今回もメンバーは同じだ。三人の他にはドクターと船長が席についている。ドクターはノートほどのサイズのPADで、何かの資料に目を通している。船長は険しい表情で口ひげをなでていた。困った時によくやる、彼のクセだ。テーブルではカップから、紅茶のいい香りが立ち上っている。しかし誰一人として、口をつけていなかった。
今回のミーティングは、例のロボットの暴走を含め、それぞれの分野でこれまでに分かったことを報告するのが主な目的である。
「さて、まずは情報システム部からお願いする」
船長があかりたちを見渡した。
「ロボット暴走の件ですが、保安部からの報告書はもうお読みになりましたか?」
あかりが船長とドクターに目を向ける。
「うむ」
うなづく二人。
「では状況はご存知ですよね」
「そうだな。何があったのかは知っている。だが、あれの原因は何なのか、何か分かったのかな」
あかりを含め、三人が首を横にふった。
「さすがにあれからまだ二時間ですので、原因が判明したとは言えない状況です。ただ……推測でしかありませんが、今後の調査の指針は見えてきたのかもしれません」
残念そうな声音であかりがそう言うと、正明が手を挙げて話し始めた。
「えっと、本当にまだ推測の域を出ないのですが、あのバッテンの目的って、機械を故障させることではなく、コントロールを奪うことなんじゃないかと……」
船長が少し驚いたような表情で、再び口ひげをなでる。
「今君は目的と言ったが、素粒子が何らかの目的を持って動いていると?」
正明は困ったような顔で続けた。
「もちろん、ボクだって馬鹿なことを言っているとは思います。
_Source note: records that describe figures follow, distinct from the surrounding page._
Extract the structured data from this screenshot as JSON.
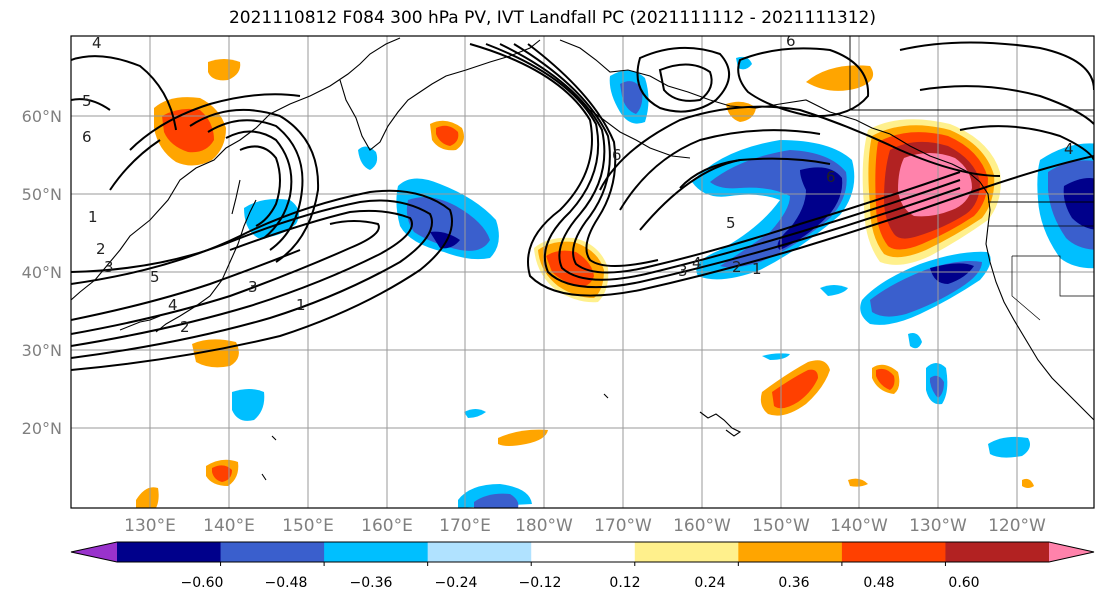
{
  "title": "2021110812 F084 300 hPa PV, IVT Landfall PC (2021111112 - 2021111312)",
  "lat_labels": [
    "60°N",
    "50°N",
    "40°N",
    "30°N",
    "20°N"
  ],
  "lon_labels": [
    "130°E",
    "140°E",
    "150°E",
    "160°E",
    "170°E",
    "180°W",
    "170°W",
    "160°W",
    "150°W",
    "140°W",
    "130°W",
    "120°W"
  ],
  "colorbar": {
    "colors": [
      "#9932cc",
      "#00008b",
      "#3a5fcd",
      "#00bfff",
      "#b0e2ff",
      "#ffffff",
      "#fff08c",
      "#ffa500",
      "#ff4000",
      "#b22222",
      "#ff82ab"
    ],
    "tick_labels": [
      "−0.60",
      "−0.48",
      "−0.36",
      "−0.24",
      "−0.12",
      "0.12",
      "0.24",
      "0.36",
      "0.48",
      "0.60"
    ]
  },
  "contour_labels": [
    "4",
    "5",
    "6",
    "1",
    "2",
    "3",
    "5",
    "4",
    "2",
    "3",
    "1",
    "6",
    "5",
    "4",
    "3",
    "2",
    "1",
    "6",
    "6",
    "4"
  ]
}
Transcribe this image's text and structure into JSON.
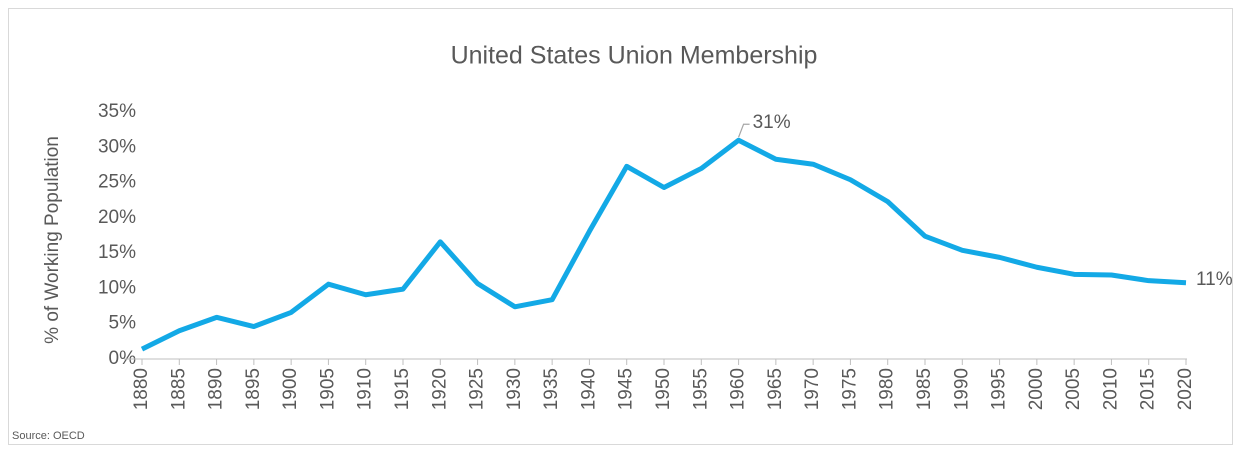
{
  "chart_data": {
    "type": "line",
    "title": "United States Union Membership",
    "y_label": "% of Working Population",
    "source": "Source: OECD",
    "x": [
      1880,
      1885,
      1890,
      1895,
      1900,
      1905,
      1910,
      1915,
      1920,
      1925,
      1930,
      1935,
      1940,
      1945,
      1950,
      1955,
      1960,
      1965,
      1970,
      1975,
      1980,
      1985,
      1990,
      1995,
      2000,
      2005,
      2010,
      2015,
      2020
    ],
    "series": [
      {
        "name": "Union membership",
        "color": "#13a9e6",
        "values": [
          1.4,
          4.0,
          5.9,
          4.6,
          6.6,
          10.6,
          9.1,
          9.9,
          16.6,
          10.7,
          7.4,
          8.4,
          18.1,
          27.3,
          24.3,
          27.0,
          31,
          28.3,
          27.6,
          25.4,
          22.3,
          17.4,
          15.4,
          14.4,
          13.0,
          12.0,
          11.9,
          11.1,
          10.8
        ],
        "value_labels": [
          null,
          null,
          null,
          null,
          null,
          null,
          null,
          null,
          null,
          null,
          null,
          null,
          null,
          null,
          null,
          null,
          "31%",
          null,
          null,
          null,
          null,
          null,
          null,
          null,
          null,
          null,
          null,
          null,
          "11%"
        ]
      }
    ],
    "xlim": [
      1880,
      2020
    ],
    "xticks": [
      1880,
      1885,
      1890,
      1895,
      1900,
      1905,
      1910,
      1915,
      1920,
      1925,
      1930,
      1935,
      1940,
      1945,
      1950,
      1955,
      1960,
      1965,
      1970,
      1975,
      1980,
      1985,
      1990,
      1995,
      2000,
      2005,
      2010,
      2015,
      2020
    ],
    "ylim": [
      0,
      35
    ],
    "yticks": [
      {
        "value": 0,
        "label": "0%"
      },
      {
        "value": 5,
        "label": "5%"
      },
      {
        "value": 10,
        "label": "10%"
      },
      {
        "value": 15,
        "label": "15%"
      },
      {
        "value": 20,
        "label": "20%"
      },
      {
        "value": 25,
        "label": "25%"
      },
      {
        "value": 30,
        "label": "30%"
      },
      {
        "value": 35,
        "label": "35%"
      }
    ],
    "grid": false
  }
}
でも事実だけを並べると、そうとしか思えないんです」
「以前ドクターが見せてくれたカタツムリの寄生虫、ロイコクロリディウムみたいに、何か目的がありそうだなって……」
結菜も自信なさげだ。
「今分かっている事実を報告すると、」
あかりは、少し乱れた髪を右耳にかけながら説明を始めた。
「あの素粒子は電子や陽子のような荷電粒子に近いのか、移動することで周りにある他の素粒子をイオン化するようです。そして、制動放射線のような電磁波も放射しています」
制動放射とは、荷電粒子が急に減速されたり進路を曲げられたりすると発生する電磁波放射のことだ。簡単に言えばX線である。
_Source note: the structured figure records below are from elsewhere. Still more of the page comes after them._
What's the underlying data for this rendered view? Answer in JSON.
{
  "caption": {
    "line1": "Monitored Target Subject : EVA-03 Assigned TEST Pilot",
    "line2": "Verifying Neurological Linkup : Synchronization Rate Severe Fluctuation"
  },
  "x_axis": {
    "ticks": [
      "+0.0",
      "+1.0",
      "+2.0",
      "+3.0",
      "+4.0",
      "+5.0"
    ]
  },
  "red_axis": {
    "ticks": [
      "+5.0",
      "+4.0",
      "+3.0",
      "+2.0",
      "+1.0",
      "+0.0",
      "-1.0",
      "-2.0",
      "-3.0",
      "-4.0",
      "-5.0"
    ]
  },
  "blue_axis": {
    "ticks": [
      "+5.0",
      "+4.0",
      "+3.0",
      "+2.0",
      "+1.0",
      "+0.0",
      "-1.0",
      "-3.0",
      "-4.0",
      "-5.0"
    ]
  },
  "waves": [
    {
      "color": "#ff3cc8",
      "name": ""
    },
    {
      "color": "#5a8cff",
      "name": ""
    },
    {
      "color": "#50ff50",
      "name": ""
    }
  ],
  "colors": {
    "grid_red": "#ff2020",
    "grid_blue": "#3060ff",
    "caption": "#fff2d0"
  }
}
「それによる機械への影響は不明……まだそれぐらいしか分かっていません」
それに正明が付け加える。
「イオン化も、制動放射も、機械をコントロールするための行動かもしれないと、ボクは推測しています」
船長はいぶかしげにドクターを見た。
「ドクター、素粒子が意思を持って何かをしようとするなんてこと、あると思うかね」
「医学的、動物学的に見ても、あのサイズのものに意識や自我があるとは思えません。例えば、生物かどうかの判断さえ難しいウィルスですら、タンパク質の殻とその内部に入っている核酸による構造体です」
確かに、と一同はドクターの説明に聞き入る。
「細菌の50分の1程度の大きさのウィルスと比べても、素粒子はとんでもなく小さい。そのひとつぶの中に、そんな構造体があるとはちょっと考えられません」
「ウィルスは他生物の細胞を利用して自己を複製します。ですがこいつは、どうやって増殖しているのか全く不明です。もしかすると通常の素粒子のサイズの中に、なんらかの構造体を含んでいるのか……」
ドクターはそこで一息ついて、一同を見回す。
「と、言うのが普通の考え方です」
「と言うと?」
船長が身を乗り出した。
「実は人間の感染症、宇宙病とおかしな共通点があるんですよ」
そうだった。いわゆる宇宙病、袴田素粒子感染症群はこの素粒子が原因だと以前にドクターは言っていた。
「ウィルスなどと比べても恐ろしく微細なこれは、実は人間の脳に感染することが分かって来ました」
脳に?……皆の顔が不安に曇っていく。
「しかも大脳皮質いわゆる左脳です。知覚、思考、判断、意思、感情を司る部分で増殖するのです」
だから意識が混濁して、自分で判断ができなくなると言うのだ。ドクターは続ける。
「そして最近やっと分かってきたのは、人間に感染した場合、脳細胞の核の中に存在するX染色体と何らかの関わりがあると言うこと……形は似ていてもこんなに大きさが違うのに、一体どういう影響を及ぼしているのか……今の所こちらで分かっているのはここまでです」
「脳細胞ですか……」
正明がつぶやいた。
「それって、機械のCPU感染と同じなのかもしれませんね」
「今のところ、乗船前に乗組員全員に打ってもらったワクチンのおかげで、船内に宇宙病の感染者は出ていません」
ドクターのそんな言葉に安堵する一同。
「しかし、機械にはワクチンは打てないからね」
船長の一言で、再び場の雰囲気が暗くなる。
なんとか機械の感染を止めなければ。そう決意するあかりだった。